Question I'd have is whether the cost difference between ASICs/FPGAs is worth it for the majority of applications. $1 or $10 on every CPU might mean a world in which every laptop has an FPGA, but $100? What about for server-side applications? Would a hyperscaler spend $1000 extra on every rack if it allowed guaranteed constant-time encryption?

It’s not about “giving secret information to a foundry”. It’s entirely the field programmable (FP) feature. It’s also not really programmable in the sense that you would be sending in new instructions in realtime. Reconfigurable is a better word. So giving everyone an FPGA in their laptop isn’t really going help anyone in except some enthusiast who wants to try out some different algorithms.
My impression is that there’s a lot of mental shorthand in the chip design community and FPGAs are used for prototyping and then translated into ASICs for any niche or larger applications. I presume there’s a pretty straightforward translation process between the two, though no one has ever tried to explain it to me.
A very simple description of an FPGA is that it's got a bunch of switches on the ends of wires. Some of the switches can connect wires to logic elements and some can connect wires to other wires. In this view, programming an FPGA is just toggling switches so that some of them are "on" and the rest are "off".

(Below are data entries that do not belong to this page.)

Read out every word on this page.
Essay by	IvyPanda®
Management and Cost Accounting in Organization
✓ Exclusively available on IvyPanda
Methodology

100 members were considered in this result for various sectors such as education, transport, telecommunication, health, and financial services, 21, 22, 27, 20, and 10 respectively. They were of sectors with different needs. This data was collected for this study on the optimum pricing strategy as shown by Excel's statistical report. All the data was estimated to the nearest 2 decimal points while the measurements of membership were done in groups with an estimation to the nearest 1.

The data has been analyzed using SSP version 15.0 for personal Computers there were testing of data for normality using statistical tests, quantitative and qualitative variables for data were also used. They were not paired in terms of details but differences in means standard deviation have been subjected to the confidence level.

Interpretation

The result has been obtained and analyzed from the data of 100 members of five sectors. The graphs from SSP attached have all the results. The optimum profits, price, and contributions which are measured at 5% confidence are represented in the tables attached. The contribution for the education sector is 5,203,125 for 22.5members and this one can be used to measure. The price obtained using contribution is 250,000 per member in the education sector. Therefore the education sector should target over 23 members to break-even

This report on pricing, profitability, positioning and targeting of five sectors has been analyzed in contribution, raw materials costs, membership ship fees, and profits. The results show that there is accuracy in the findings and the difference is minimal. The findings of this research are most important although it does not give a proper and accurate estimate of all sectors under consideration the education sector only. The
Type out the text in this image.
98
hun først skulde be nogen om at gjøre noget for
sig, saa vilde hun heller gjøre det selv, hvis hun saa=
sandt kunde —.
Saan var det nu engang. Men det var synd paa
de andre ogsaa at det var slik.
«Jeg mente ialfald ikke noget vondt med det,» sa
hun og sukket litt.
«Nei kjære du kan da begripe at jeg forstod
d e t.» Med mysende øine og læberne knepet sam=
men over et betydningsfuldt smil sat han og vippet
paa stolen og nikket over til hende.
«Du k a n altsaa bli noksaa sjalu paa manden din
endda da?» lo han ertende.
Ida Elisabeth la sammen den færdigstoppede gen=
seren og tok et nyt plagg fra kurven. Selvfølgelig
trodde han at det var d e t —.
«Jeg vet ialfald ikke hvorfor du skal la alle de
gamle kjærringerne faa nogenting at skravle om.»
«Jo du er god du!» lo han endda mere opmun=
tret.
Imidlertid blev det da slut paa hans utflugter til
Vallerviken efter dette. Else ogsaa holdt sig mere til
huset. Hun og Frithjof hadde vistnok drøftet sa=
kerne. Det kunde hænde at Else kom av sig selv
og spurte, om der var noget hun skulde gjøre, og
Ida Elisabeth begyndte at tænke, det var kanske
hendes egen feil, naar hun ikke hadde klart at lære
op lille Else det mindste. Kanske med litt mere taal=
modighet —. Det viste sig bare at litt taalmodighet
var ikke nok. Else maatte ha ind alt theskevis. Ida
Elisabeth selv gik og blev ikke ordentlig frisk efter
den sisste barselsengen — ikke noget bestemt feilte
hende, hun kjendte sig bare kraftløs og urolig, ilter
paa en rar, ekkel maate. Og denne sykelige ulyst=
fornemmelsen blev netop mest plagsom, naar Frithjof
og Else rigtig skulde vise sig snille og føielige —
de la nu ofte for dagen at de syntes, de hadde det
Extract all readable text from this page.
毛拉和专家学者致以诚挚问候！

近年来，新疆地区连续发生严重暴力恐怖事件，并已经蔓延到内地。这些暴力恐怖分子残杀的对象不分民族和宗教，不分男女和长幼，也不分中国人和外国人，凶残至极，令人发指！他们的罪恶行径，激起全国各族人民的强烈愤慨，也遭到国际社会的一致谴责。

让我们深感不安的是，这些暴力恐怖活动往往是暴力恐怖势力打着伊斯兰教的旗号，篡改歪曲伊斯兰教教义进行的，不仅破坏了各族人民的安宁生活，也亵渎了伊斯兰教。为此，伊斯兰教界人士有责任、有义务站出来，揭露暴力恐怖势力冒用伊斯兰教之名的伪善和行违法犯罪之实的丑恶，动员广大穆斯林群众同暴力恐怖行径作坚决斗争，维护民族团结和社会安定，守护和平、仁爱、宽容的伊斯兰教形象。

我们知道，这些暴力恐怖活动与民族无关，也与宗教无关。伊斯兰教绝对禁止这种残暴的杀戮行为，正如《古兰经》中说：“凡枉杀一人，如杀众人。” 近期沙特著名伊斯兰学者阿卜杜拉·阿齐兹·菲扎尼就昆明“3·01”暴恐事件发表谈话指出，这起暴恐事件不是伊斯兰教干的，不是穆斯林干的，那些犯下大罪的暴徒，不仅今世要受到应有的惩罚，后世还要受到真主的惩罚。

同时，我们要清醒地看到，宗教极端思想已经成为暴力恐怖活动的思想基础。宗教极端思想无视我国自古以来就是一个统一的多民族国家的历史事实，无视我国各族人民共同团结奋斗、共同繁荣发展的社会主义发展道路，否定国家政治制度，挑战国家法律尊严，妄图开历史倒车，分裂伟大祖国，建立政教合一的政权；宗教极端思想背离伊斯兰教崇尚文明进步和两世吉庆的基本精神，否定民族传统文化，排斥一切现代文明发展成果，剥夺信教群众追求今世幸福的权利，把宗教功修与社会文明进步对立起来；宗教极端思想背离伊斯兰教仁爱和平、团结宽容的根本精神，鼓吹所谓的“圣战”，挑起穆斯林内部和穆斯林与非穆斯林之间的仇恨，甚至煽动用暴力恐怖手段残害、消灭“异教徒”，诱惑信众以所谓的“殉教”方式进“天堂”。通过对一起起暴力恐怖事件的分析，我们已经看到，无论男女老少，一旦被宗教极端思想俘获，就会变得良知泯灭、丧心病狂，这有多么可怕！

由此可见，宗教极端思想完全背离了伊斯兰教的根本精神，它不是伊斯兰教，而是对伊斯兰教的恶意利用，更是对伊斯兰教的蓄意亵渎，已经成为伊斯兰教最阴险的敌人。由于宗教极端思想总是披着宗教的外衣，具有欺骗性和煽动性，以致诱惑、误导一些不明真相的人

The easiest migration from FPGA to ASIC is to just make a chip with the same circuit elements and wire segments, but instead of making switches, you just short out connections in the "on" state and leave the rest open.

The FPGA idea raises security questions of its own - how do you get the bitstream over securely, then the data and results, without leaking the data you're trying to protect or being vulnerable to evil clones of the bitstream? Or the FPGA debug JTAG interface?

Meanwhile Windows is requiring that every laptop have a small crypto processor for its own compliance processes (i.e. bitlocker).

I would assume the bitstream would only contain non-secret implementation details and keys would be loaded at runtime rather than being synthesized into the design.

In terms of moving the data over to the FPGA, I have no idea. But if it's all on the same die, it doesn't seem like there's a big physical attack surface that's different than just doing stuff on the CPU.

I’m confused by the quoted text because timing attacks rely on at-most behavior and abstraction layers on at-least behavior.

Abstractions cannot send messages before they receive them. So any delay you add at the top must be magnified as you go down. The exception to this is if the contents of the message require different behaviors for different payloads, in which case they are correct. But encrypted payloads are opaque to the layers they are sent through. You can observe who the message was sent to, and know the maximum amount of data the conversation might have contained. But not a very clear idea of how long it took to build the message, unless you’ve already compromised the machine.

Recent timing attacks rely on the observation that modern CPUs send some messages faster than other messages, based on predicting what they might contain, so some delays get magnified (those that deviate from expectations) while other delays (those that match prior data) get minimized as you go down. An encrypted payload leaks this same information too (the process is independent of what data is being transferred), although that leaked information is (hopefully) not useful since it just leaks the encrypted data, which (hopefully) looks like random noise. But that data has to be encrypted and decrypted at some point somewhere, which gives a point to attack.